I’m getting a kick out of the post, with all the descriptions of what we think and do. I am stubborn, laze, pig headed, tolerant, anal, driven, selfish at times, wowed by what I see around me and really PO’d at the fact there is no real solution for this big D thing. But, I am dam proud that I have been able to master, most of the time, this wicked challenge and it has not brought me down and will not!

Diabetes management is a big part of my life, because without it I cannot live my life to the fullest and do the things I want to. If I take care of it, I can be me w/o it getting in the way.

Agree, Terry:) Here is an summary of the just of “Zen of Motorcycle Managment” that I have found helpful in thinking about diabetes management over the long haul:

Pirsig (author of Zen of MM) aims towards a perception of the world that embraces both sides, the rational and the romantic. This means encompassing “irrational” sources of wisdom and understanding as well as science, reason and technology. In particular, this must include bursts of creativity and intuition that seemingly come from nowhere and are not (in his view) rationally explicable. Pirsig seeks to demonstrate that rationality and Zen-like “being in the moment” can harmoniously coexist. He suggests such a combination of rationality and romanticism can potentially bring a higher quality of life.

I think I need to read this book as well:) My brother, Zen Man, said ages ago that I reminded him of this book…he suggested I pick it up…short, but very good read. Thanks for reminding me, Terry:) Always enjoy your insights.

Finding the sweet spot that bridges rationality and romanticism will bring a higher quality to life. I, likewise, enjoy your comments.

I think for me, I’ve always have been the OCD type and now that I have diabetes, it’s more like my life is spilling into my diabetes life.

Though, no matter what I do, i cannot for the life of me keep a good journal for doctors appointments! I have the Ping so I could do it via their software, but I don’t always have it with me… any suggestions???

It’s hard to separate whether it’s spilling into everyday life or if my natural inclinations are spilling over into diabetes management… e.g., I hate keeping track of things… from checkbooks to logbooks…so dling numbers straight from the machine has been great.
On the other hand…i feel like the fact that diabetes can take up a lot of time (from just the managing to dealing w/ unproductivity that a low or high can have) and I think that dealing with this has made me always try to seek the most efficient way to use the time I have… so at work I tend to beat deadlines… though perhaps by nature I’m just an overachiever?

I thought diabetes management was my everyday life.
I mean how can you separate the two.
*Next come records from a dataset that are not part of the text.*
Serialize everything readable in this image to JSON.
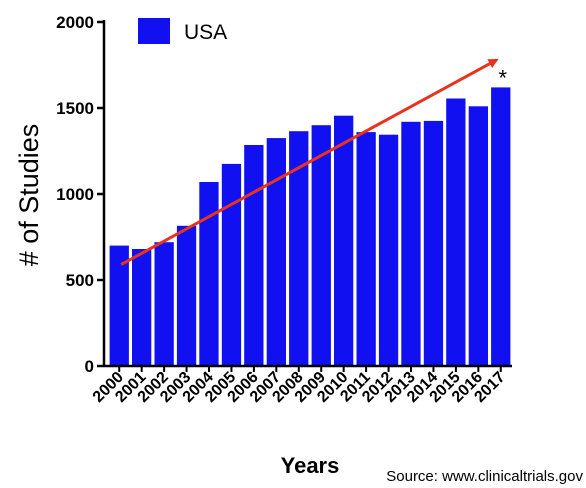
{
  "chart_data": {
    "type": "bar",
    "categories": [
      "2000",
      "2001",
      "2002",
      "2003",
      "2004",
      "2005",
      "2006",
      "2007",
      "2008",
      "2009",
      "2010",
      "2011",
      "2012",
      "2013",
      "2014",
      "2015",
      "2016",
      "2017"
    ],
    "series": [
      {
        "name": "USA",
        "values": [
          700,
          680,
          720,
          815,
          1070,
          1175,
          1285,
          1325,
          1365,
          1400,
          1455,
          1360,
          1345,
          1420,
          1425,
          1555,
          1510,
          1620
        ],
        "color": "#1010f0"
      }
    ],
    "xlabel": "Years",
    "ylabel": "# of Studies",
    "ylim": [
      0,
      2000
    ],
    "yticks": [
      "0",
      "500",
      "1000",
      "1500",
      "2000"
    ],
    "legend": {
      "label": "USA",
      "placement": "top-left"
    },
    "trend_arrow": {
      "from": {
        "x": "2000",
        "y": 590
      },
      "to": {
        "x": "2017",
        "y": 1780
      },
      "color": "#e8321e"
    },
    "annotation": {
      "text": "*",
      "x": "2017"
    },
    "grid": false
  },
  "source_note": "Source: www.clinicaltrials.gov"
}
Every aspect of my life and decision making is based one way or another to my diabetes 24/7

No, I am not terribly organized or early or anything like that. I am just average I guess. I get everything done, and I do everything fairly well, but I’m certainly not a superstar! There’s a lot that I forget to do, but I never forget the important stuff. I think that has to do with more how I am wired naturally, rather than anything that diabetes has made me become.